Avis d'experts sur les embols de cholestérol, l'ECG d'effort, l'endocardite, l'hyponatrémie chez l'IC et le BNP 

Dr Corinne Tutin

21 octobre 2008

Nice, France — Lors du 20e Congrès du CNCF à Nice, des experts sont venus apporter leur éclairage sur des sujets non consensuels auxquels sont fréquemment confrontés les cardiologues : la question des embols de cholestérol après coronarographie, les signes autres que les anomalies du ST à l'épreuve d'effort, la prévention de l'endocardite infectieuse, l'hyponatrémie chez l'insuffisant cardiaque et les faux positifs lors du dosage du BNP. [1]

Seules les statines préviennent les embols de cholestérol post-coronarographie

La libération d'embols de cholestérol au décours d'une coronarographie ou d'une angioplastie peut correspondre à la migration dans le lit d'aval de matériel athéromateux à partir d'une plaque coronaire ou à la migration de cristaux de cholestérol à partir d'une plaque aortique lors du passage du cathéter.

Chef de service de néphrologie à l'hôpital Pasteur de Nice, le Pr Vincent Esnault a souligné que « si les techniques de protection du lit d'aval coronaire par des systèmes parapluie peuvent arrêter dans une certaine mesure les plus gros fragments, ils sont sans effet sur les plus petits ». Pour ce motif, « le seul moyen de prévention primaire d'apparition d'un infarctus du myocarde et d'une migration dans la circulation périphérique continue donc de reposer sur une imprégnation de statine, ainsi que l'ont mis en évidence plusieurs essais randomisés ».

Pour être efficaces, les statines semblent devoir être prescrites 7 jours avant le geste et la dose de 40 mg/j d'atorvastatine a démontré son efficacité dans une étude.

Il faudra se méfier après une angioplastie devant un patient qui présente des troubles circulatoires au niveau des orteils (orteil pourpre), un livedo (difficile cependant à différencier de lésions veineuses, a admis le Pr Esnault), ou encore une élévation retardée de la créatininémie (survenant après 7 jours et parfois jusque durant 3 mois ce qui diffère des accroissements précoces de la créatininémie en rapport avec une intolérance à l'iode).

« En effet, le rein est une cible privilégiée de ces embols de cholestérol puisqu'il reçoit un quart du débit cardiaque sans possibilité de circulation collatérale » a rappelé ce néphrologue.
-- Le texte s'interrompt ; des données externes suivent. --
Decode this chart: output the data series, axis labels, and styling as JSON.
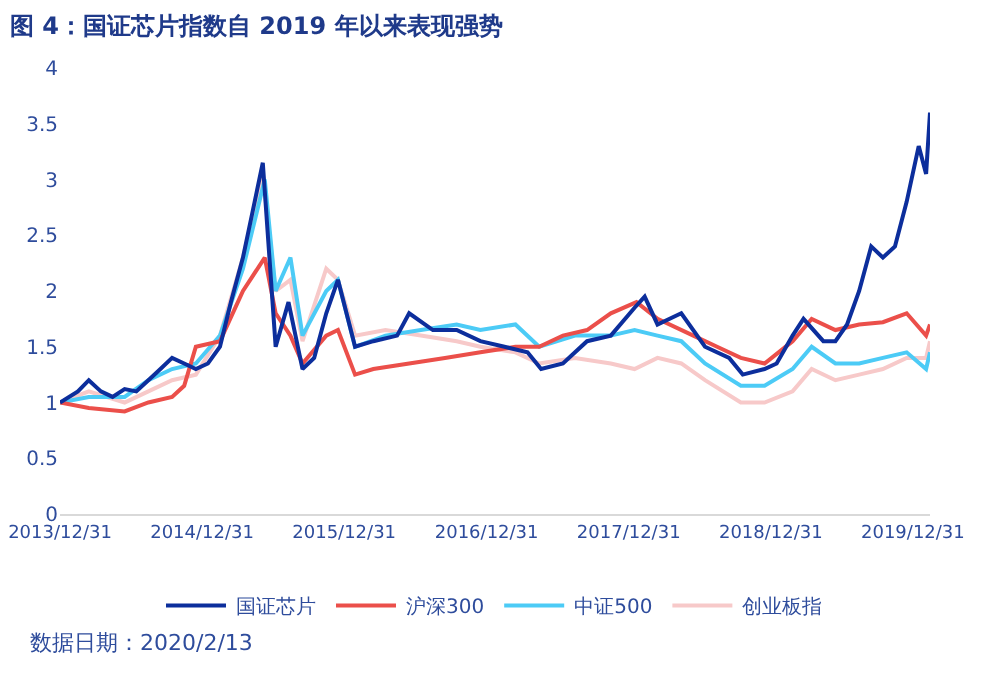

Outre les statines, les autres moyens de prévention secondaire associeront :

  • le contrôle strict de la protéinurie (moins de 0,5 g/j) ainsi que celui de la pression artérielle (moins de 130/80 mm Hg) avec des ARAII et des diurétiques (sans surdosage néanmoins pour éviter l'apparition d'une insuffisance rénale fonctionnelle),

  • la prescription de corticoïdes à faible dose (probablement 1/3 de mg/kg/j durant 1 à 3 mois) de façon à limiter l'inflammation endothéliale secondaire au dépôt des cristaux de cholestérol à l'intérieur des artérioles.

« La prescription d'anticoagulants devra aussi être stoppée, considère le Pr Esnaut, car ces médicaments déterminent une abrasion des plaques d'athérome, ce qui peut favoriser la libération d'autres cristaux de cholestérol ». En revanche, un tel effet n'a pas été mis en évidence pour les antiagrégants plaquettaires qui pourront donc être maintenus.

Interpréter l'ECG d'effort au-delà du segment ST

Dr Marcadet

« L'interprétation d'une épreuve d'effort ne doit pas se limiter à l'analyse de troubles de la repolarisation et à la présence d'un décalage du segment ST et il importe de prendre en compte d'autres facteurs ECG ou cliniques », a souligné le Dr Dany-Michel Marcadet
(Service de réadaptation cardiovasculaire, Clinique Georges Bizet, Paris).

« La survenue d'une douleur durant l'examen constitue un important facteur pronostique et l'absence d'une élévation de la PA d'au moins 40 mm Hg à l'effort atteste, ou d'un arrêt trop précoce de l'examen, ou de la présence d'une dysfonction ventriculaire gauche, notamment si la PA augmente par la suite après l'arrêt de l'exercice ».

On s'intéressera aussi au profil fréquentiel « l'insuffisance chronotope à l'exercice (moins de 100 battements par minute), qu'il y ait ou non prescription de bêtabloquant, étant un facteur prédictif très important ».

La fréquence cardiaque de récupération doit aussi descendre rapidement à l'arrêt de l'effort (baisse de -22 battements/mn normalement).
Enfin, lorsque l'épreuve est correctement réalisée, la capacité d'effort représente aussi un excellent paramètre pronostique. « Ainsi, en dessous de 5 mètres, la mortalité double par rapport aux patients qui dépassent 8 mètres ».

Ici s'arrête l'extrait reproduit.